Le plaisir vient aussi de ce sentiment très net de bascule historique. Les fameuses « vues » documentaires, aussi passionnantes soient-elles, semblaient parfois enfermées dans leur propre concept. Ici, on sent poindre autre chose. Une envie de fiction, de mise en scène, de manipulation assumée du réel. Sans renier le spectacle vivant (on voit bien le magicien, la scène, les accessoires) le film ouvre une porte. Celle d'un cinéma qui ne se contente plus de montrer ce qui est là, mais invente ce qui n'existe pas. À ce titre, la comparaison avec certaines œuvres fondatrices du cinéma primitif est inévitable, et ce petit film paraît déjà plus proche du Voyage dans la Lune que de n'importe quelle captation réaliste de la fin du XIXe siècle, même si l'écart d'ambition est encore immense.

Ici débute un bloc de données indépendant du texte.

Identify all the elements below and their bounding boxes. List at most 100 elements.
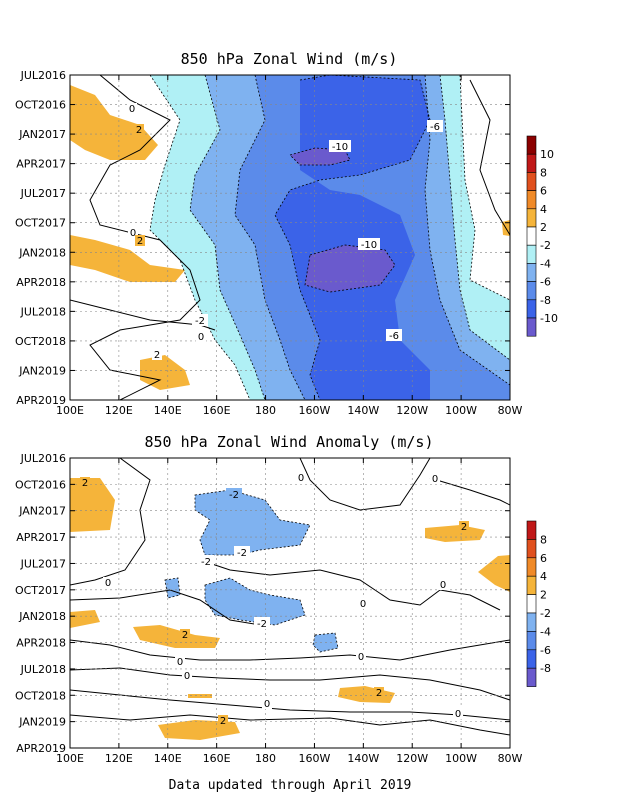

Il faut cependant rester lucide. On ne trouve pas ici la démesure, l'explosion d'idées ou la frénésie visuelle qui feront plus tard la réputation de Georges Méliès. Le décor est sommaire, la durée très courte, et l'ensemble conserve un côté démonstratif presque scolaire. Par moments, on a l'impression d'assister à une répétition générale, à une esquisse. Le film amuse, intrigue, mais ne bouleverse pas. Il manque encore cette folie baroque qui transformera plus tard chaque plan en feu d'artifice.
Reste que, pour 1896, c'est déjà considérable. On sent l'envie d'innover, de dépasser le cadre, de raconter quelque chose avec des images et pas seulement devant elles. La présence de Jehanne d'Alcy, complice et parfaitement intégrée au jeu, renforce cette impression de spectacle pensé pour la caméra autant que pour la scène. Tout n'est pas encore en place, mais les fondations sont solides. Vu avec un regard de 2012, le film conserve un charme évident et une importance historique indiscutable, tout en montrant ses limites. Un jalon essentiel, plus passionnant par ce qu'il annonce que par ce qu'il accomplit pleinement, mais suffisamment inventif pour qu'on y revienne avec plaisir et curiosité.